Cameron: 38, ∞
Garlomir
»Wie fühlen Sie sich, Admiral?«
Cameron öffnete die Augen. Er lag im Schlaftank, den er selbst im Waffenraum des Angriffsjägers installiert hatte.
»Ich habe nicht geträumt«, sagte er und setzte sich auf. Das vertraute Summen der Bordsysteme umfing ihn, die Welt schien vertraut.
»Diesmal war die Transition nicht annähernd so schlimm«, teilte ihm Hudson mit. Er stand wieder auf dem Rand des Tanks, einen seiner Größe angepassten medizinischen Sensor in den kleinen Händen. »Wir befinden uns noch im Fluidal, haben den Kugelsternhaufen aber inzwischen erreicht. Wir werden langsamer, offenbar nähern wir uns dem Ziel.«
»Wo ist Mrarl?«
»Die Honta-Königin befindet sich in ihrem Ruheraum innerhalb eines der Skitter.«
Cameron sah sich um. »Sind wir abgeschirmt?«
»So gut es geht, Admiral. Ich glaube nicht, dass Mrarl uns hören kann. Um Ihrer Frage zuvorzukommen: Ja, die drei Komponenten sind installiert.«
Cameron stieg aus dem Schlaftank und griff nach seiner Kleidung.
»Sie hat nicht darauf reagiert«, sagte er nachdenklich.
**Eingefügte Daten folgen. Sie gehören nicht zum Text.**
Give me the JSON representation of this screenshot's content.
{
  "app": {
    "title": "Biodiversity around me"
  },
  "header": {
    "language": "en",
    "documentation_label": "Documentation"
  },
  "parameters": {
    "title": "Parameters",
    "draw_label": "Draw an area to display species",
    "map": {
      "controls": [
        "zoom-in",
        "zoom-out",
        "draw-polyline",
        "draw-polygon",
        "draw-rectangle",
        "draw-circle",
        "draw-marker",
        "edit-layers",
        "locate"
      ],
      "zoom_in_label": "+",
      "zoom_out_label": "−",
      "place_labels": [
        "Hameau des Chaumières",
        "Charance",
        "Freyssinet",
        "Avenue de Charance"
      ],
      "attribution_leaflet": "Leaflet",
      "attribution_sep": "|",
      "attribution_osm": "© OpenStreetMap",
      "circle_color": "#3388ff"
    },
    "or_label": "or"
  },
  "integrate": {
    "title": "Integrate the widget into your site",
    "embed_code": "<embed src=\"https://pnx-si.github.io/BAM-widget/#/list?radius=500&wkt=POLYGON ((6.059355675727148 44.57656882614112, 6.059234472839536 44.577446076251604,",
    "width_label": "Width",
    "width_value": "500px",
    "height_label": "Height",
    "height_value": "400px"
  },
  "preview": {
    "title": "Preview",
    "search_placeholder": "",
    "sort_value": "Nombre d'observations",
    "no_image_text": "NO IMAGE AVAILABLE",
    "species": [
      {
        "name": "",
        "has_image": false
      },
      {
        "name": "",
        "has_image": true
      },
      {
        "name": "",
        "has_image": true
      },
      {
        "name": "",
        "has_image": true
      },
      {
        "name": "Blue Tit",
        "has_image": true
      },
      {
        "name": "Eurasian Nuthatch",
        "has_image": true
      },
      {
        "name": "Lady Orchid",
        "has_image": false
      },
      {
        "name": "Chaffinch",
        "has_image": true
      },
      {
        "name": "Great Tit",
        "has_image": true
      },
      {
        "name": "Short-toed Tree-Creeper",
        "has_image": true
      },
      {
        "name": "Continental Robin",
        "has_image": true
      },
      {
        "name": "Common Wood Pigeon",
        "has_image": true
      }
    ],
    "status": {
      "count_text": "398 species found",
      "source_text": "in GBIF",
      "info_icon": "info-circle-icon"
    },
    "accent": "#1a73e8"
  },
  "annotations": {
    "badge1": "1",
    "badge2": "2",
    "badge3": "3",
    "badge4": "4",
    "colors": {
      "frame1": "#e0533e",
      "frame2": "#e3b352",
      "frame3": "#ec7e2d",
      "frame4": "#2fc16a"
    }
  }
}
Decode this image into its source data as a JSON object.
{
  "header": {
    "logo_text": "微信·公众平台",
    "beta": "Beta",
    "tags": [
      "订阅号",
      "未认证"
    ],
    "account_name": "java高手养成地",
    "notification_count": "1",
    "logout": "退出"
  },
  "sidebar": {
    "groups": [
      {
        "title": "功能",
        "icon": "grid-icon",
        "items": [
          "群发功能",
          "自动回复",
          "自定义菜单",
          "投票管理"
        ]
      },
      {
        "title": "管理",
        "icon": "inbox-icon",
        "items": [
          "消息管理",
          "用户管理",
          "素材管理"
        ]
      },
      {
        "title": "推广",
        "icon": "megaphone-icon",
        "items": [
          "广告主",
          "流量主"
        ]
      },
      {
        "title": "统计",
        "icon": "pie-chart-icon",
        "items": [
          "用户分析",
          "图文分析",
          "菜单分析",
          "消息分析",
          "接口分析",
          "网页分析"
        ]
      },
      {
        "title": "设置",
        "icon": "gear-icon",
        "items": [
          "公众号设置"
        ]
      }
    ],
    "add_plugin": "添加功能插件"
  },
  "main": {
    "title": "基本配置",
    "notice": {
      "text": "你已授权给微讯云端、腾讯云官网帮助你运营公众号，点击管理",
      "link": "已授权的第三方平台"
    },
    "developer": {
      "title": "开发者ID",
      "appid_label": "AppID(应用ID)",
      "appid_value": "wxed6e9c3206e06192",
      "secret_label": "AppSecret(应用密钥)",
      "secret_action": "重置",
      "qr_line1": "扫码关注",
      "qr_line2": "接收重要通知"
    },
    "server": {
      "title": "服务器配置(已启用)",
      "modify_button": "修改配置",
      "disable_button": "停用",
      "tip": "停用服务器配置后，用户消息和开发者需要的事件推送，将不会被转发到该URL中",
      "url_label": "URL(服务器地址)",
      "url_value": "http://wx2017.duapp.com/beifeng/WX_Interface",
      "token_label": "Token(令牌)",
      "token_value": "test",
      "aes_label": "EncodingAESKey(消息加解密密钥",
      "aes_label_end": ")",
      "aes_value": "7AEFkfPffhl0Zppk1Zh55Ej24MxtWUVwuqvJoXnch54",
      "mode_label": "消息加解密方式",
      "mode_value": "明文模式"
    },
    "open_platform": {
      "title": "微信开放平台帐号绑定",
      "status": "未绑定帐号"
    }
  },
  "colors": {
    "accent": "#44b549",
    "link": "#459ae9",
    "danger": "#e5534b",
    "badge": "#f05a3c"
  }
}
»Ich habe tatsächlich keine Reaktion feststellen können«, erwiderte Hudson.
»Nein, ich meine, als wir im Zeitpalast waren, bei den Zeitblasen. Mrarl hat die Implantate mit keinem Wort erwähnt. Ist das nicht seltsam?«
»Sie meinen, die Honta-Königin müsste von ihnen wissen.«
»Ja«, sagte Cameron überzeugt. »Ich kann mir kaum vorstellen, dass sie den Eingriff nicht bemerkt hat. Bestimmt ist sie in der Lage, Fremdkörper in ihrem Körper zu entdecken, wenn nicht mit ihren natürlichen Sinnen, dann mit Sensoren.«
»Falls sie über welche verfügt.«
»In ihren Skittern zweifellos.« Cameron streifte die Jacke mit den Abzeichen eines Admirals über. »Existieren die Implantate noch? Sind sie nach wie vor an Ort und Stelle?«
»Sie wurden nicht entfernt.« Mit seinem Gravitator flog Hudson wieder zu Camerons linker Schulter. »Ich empfange ihre codierten Statussignale. Sie können, wenn dies nötig sein sollte, die Schmerzstimulatoren aktivieren oder die Bombe zünden. Deren Explosion würde Mrarl töten oder so schwer verletzen, dass sie keine Gefahr mehr darstellt.«
Ein Faustpfand, dachte Cameron. Eine Möglichkeit, Druck auszuüben oder sich aus einer Situation zu befreien, die keinen anderen Ausweg bot. Mrarl musste davon wissen, aber sie hatte ihn im Zeitpalast nicht darauf angesprochen und trug die drei kleinen Komponenten noch immer in sich. Welche Erklärung konnte es dafür geben?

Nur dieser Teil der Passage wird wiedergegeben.